We use Kamailio's WebRTC implementation heavily in Kazoo along with our libwebphone client. The transport is abstracted so Kazoo deals with the device and its configs; the Kamailio instance the browser connects to does the TLS termination for WebRTC. FreeSWITCH has the smarts for the SDP DTLS bits. And it all just works real nice together.
It would be nice if we could revive tel: links. It should be possible to have tel: URL handler that popups about how to make the call. Using smartphone would be good option. I was thinking about desktop, but this would be perfect.
Or could add the logic from mobile browsers to recognize phone numbers and make them into links.
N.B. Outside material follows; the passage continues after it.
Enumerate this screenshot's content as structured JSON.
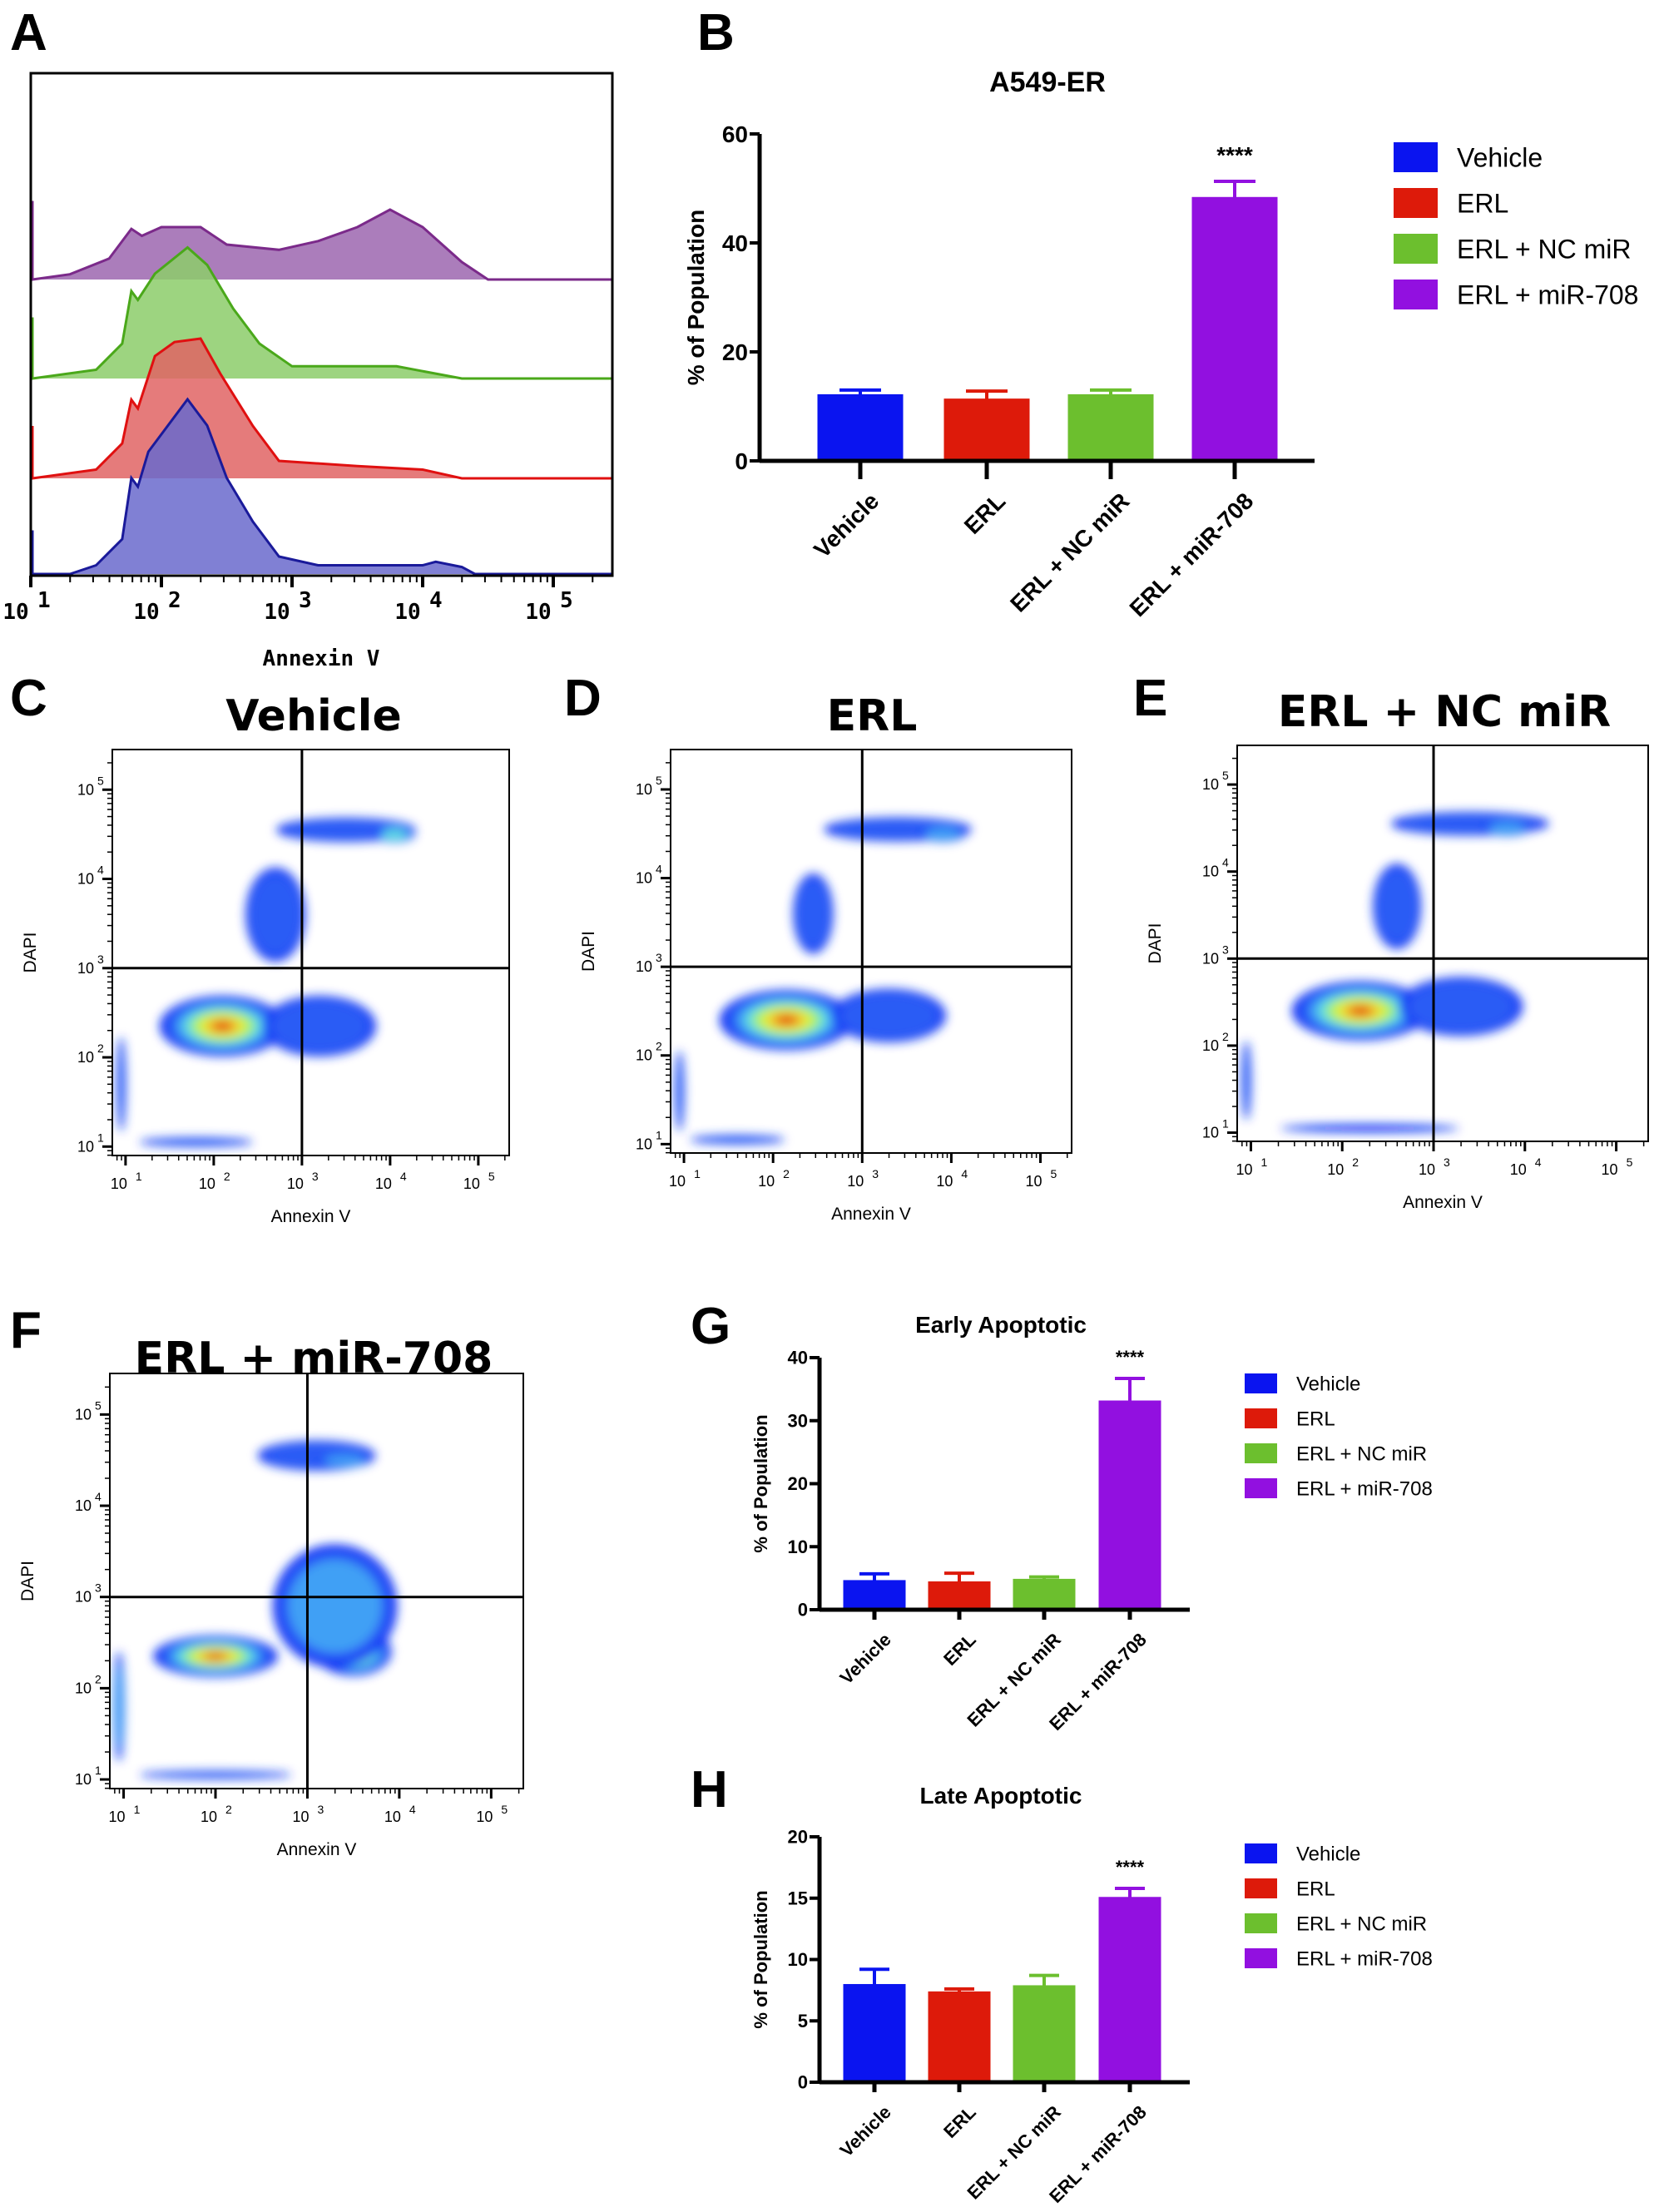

I work on software for p2p networking and I'm always researching strange things because of it. One thing that I've discovered is that SIP has a mechanism to relay a single message to a single IP. I know this might not sound like much but I think that theoretically it might offer a way to reach nodes behind symmetric NATs (which is the most restrictive type of NAT.) The idea is that you would have a list of N SIP servers who you send packets to on sip_ip:sip_port. This creates a stateful rule allowing back packets for the server in the router.
Now anyone is able to use that SIP server to relay messages to you so long as you listen on the right ports. This could be useful for highly restrictive NATs like symmetric NATs that only reuse external mappings if an inbound connection uses the same IP and port (more applicable for UDP.) If you can get one, just ONE message to a peer then you can use it to exchange information on strategies to connect directly to them. E.g. TCP hole punching.
There are a metric crap load of SIP servers out there and any one of them would effectively enable you to exchange information with a symmetric NAT and certain firewalls. I think I did basic tests for this ages ago between multiple Internet connections and it seemed to work. So I think this has potential in p2p networking and decentralized apps.
Session Border Controllers started out as a way to solve inerop between complex NAT environments and normalize SIP implementations which can and do vary widely across roll-your own Asterisk to vendor B's softswitch so just a friendly word of caution if you are considering any feature out of the SIP "standards" then the more obscure it is then the more you need to be sure you own every part of the chain from the user agent on down.